Ensuite la violence : Toutes les révolutions et toutes les révoltes sont violentes par nature, d'une violence réciproque, du côté du pouvoir en place comme du côté des insurgés. Elles ont pour lot tortures, assassinats, disparitions forcées et condamnations très lourdes. Elles s'accompagnaient toujours de sang sur les murs, de larmes sur les joues, de drames dans les familles et de victimes innocentes mises sous terre ou oubliées dans les cachots. Dès lors, parler d'une révolution du sourire comme d'un acquis est une absurdité, un non-sens. Ensuite l'objectif. L'objectif de toute révolution est de renverser de fond en comble un ordre établi pour le remplacer par un autre nouveau. Elle est nihilisme. Du passé elle fait totalement table rase. Du passé, des principes et des idées qui le fondent, et des hommes qui l'incarnent. Elle ne se contente pas de changer le système existant ou de le modifier. Elle aspire à le déconstruire totalement pour reconstruire un autre sur ses décombres. Enfin l'élément temps. Une révolution n'en dispose pas de beaucoup. Elle est une question de semaines ou, au maximum, de quelques mois. Mais pas d'années. En un temps bref, où elle gagne ou elle est réprimée et calmée définitivement. Si par contre elle se situe dans le temps long, elle n'est plus alors une révolution, elle devient une évolution, c'est-à-dire un changement lent, progressif, inodore et indolore.

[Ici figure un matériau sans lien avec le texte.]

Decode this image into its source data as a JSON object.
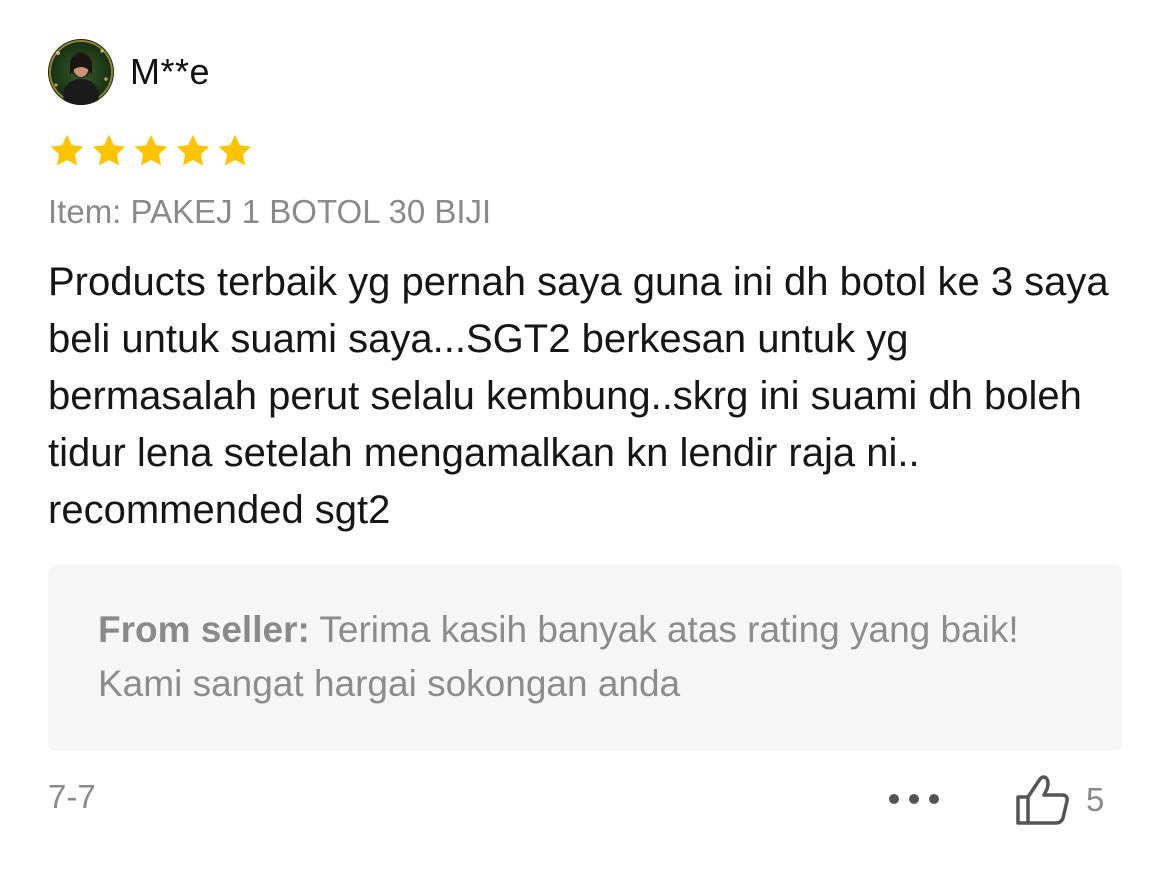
{
  "review": {
    "username": "M**e",
    "rating": 5,
    "max_rating": 5,
    "star_color": "#FFC400",
    "item_variant": "Item: PAKEJ 1 BOTOL 30 BIJI",
    "text": "Products terbaik yg pernah saya guna ini dh botol ke 3 saya beli untuk suami saya...SGT2 berkesan untuk yg bermasalah perut selalu kembung..skrg ini suami dh boleh tidur lena setelah mengamalkan kn lendir raja ni.. recommended sgt2",
    "seller_reply": {
      "label": "From seller:",
      "text": " Terima kasih banyak atas rating yang baik! Kami sangat hargai sokongan anda"
    },
    "date": "7-7",
    "likes": "5"
  },
  "icons": {
    "more": "more-dots-icon",
    "like": "thumbs-up-icon",
    "star": "star-icon"
  }
}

À l'aune de ces critères, jugeons le hirak sur la base de ses deux années d'expérience et comparons-le aux mouvements similaires connus dans d'autres pays, notamment la révolution égyptienne. Premièrement: Il est clair que le pouvoir avait prévu depuis longtemps un mouvement de contestation populaire massif et violent, qu'il s'y était préparé et qu'il a réussi à le vidé de sa substance, à l'accompagner pour l'utiliser d'une manière très performante.

Deuxièmement : Le mot d'ordre auquel les hirakistes ont tenu comme élément fondamental de leur mouvement est silmia, c'est-à-dire non-violence. Et, de fait, pendant une très longue période cette silmia a été rigoureusement observée faisant la fierté et l'honneur des hirakistes. Or il n'est pas dans la nature d'une révolution d'être Silmia puisqu'elle a pour vocation de détruire un ordre établi et de menacer les intérêts vitaux d'une caste politique et/ou oligarchique dominante qui ne se laisse pas évincer sans résistance.

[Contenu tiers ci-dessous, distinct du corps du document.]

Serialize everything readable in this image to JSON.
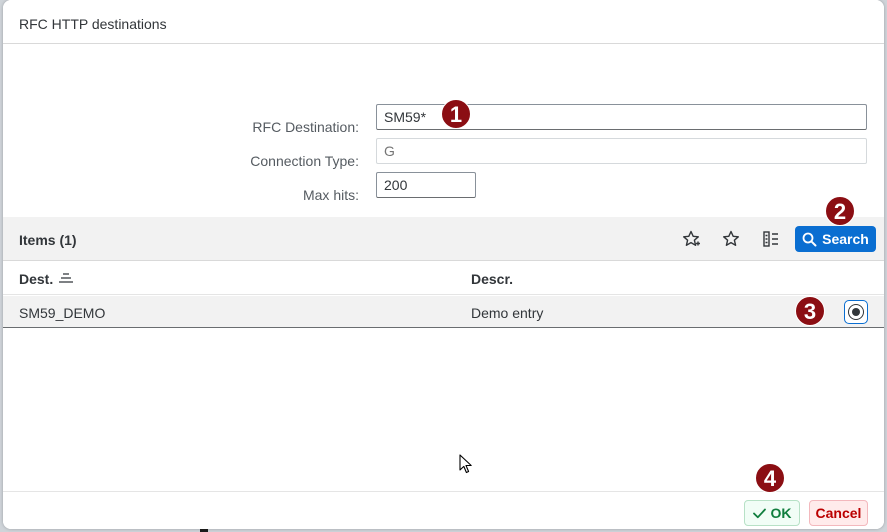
{
  "dialog": {
    "title": "RFC HTTP destinations"
  },
  "form": {
    "rfc_destination_label": "RFC Destination:",
    "rfc_destination_value": "SM59*",
    "connection_type_label": "Connection Type:",
    "connection_type_placeholder": "G",
    "max_hits_label": "Max hits:",
    "max_hits_value": "200"
  },
  "toolbar": {
    "items_title": "Items (1)",
    "search_label": "Search"
  },
  "table": {
    "columns": [
      "Dest.",
      "Descr."
    ],
    "rows": [
      {
        "dest": "SM59_DEMO",
        "descr": "Demo entry",
        "selected": true
      }
    ]
  },
  "footer": {
    "ok_label": "OK",
    "cancel_label": "Cancel"
  },
  "badges": [
    "1",
    "2",
    "3",
    "4"
  ],
  "colors": {
    "accent": "#0a6ed1",
    "badge": "#8b0e13",
    "ok_text": "#107e3e",
    "cancel_text": "#bb0000"
  }
}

Troisièmement : Il n'est pas dans la nature d'une révolution d'être encouragée, accompagnée et protégée par les force de l'ordre, parce qu'elle est désordre, et qu'elle constitue une menace à l'ordre établie que les force de l'ordre ont pour mission première de le protéger. Or, à ses débuts, le hirak n'a pu vivre et progresser pacifiquement que grâce à la protection et l'accompagnement des forces armées. D'où le slogan dominant djaiche chaab khawa khawa.

Quatrièmement : Il n'est pas non plus dans la nature d'une révolution d'être festive et bon enfant. Or le hirak n'a jamais été une contestation ininterrompue avec occupation permanente et violente de places publiques comme fut le cas de la révolution égyptienne. Il s'est agi plutôt de sorties hebdomadaires, bien réglées et bien rythmées, limitées dans le temps entre la prière d'Adohr et celle d'El Asr, avec chants et danses jusqu'à devenir folklorique selon certains, ou une simple balade de weekend selon d'autres. Cinquièmement: Il n'est pas dans la nature de la révolution d'être dès le départ populaire, voulue et commandée par tous, seule une poignée d'hommes la décident, la mènent et l'incarnent à leurs risques et périls, dans le secret d'abord avant de la jeter dans la rue pour que le peuple la reprenne. Or le hirak s'est dit dès le départ être une génération spontanée, un bien commun de tout le peuple et qu'il ne peut avoir de chefs qui le commandent et qui l'incarnent. Conclusion: parce que le hirak n'est pas une révolution il n'a pas eu l'effet d'une révolution ni sur l'ordre établi, ni sur les institutions, ni sur les hirakistes qui se prennent pour des révolutionnaires sans jamais l'avoir été.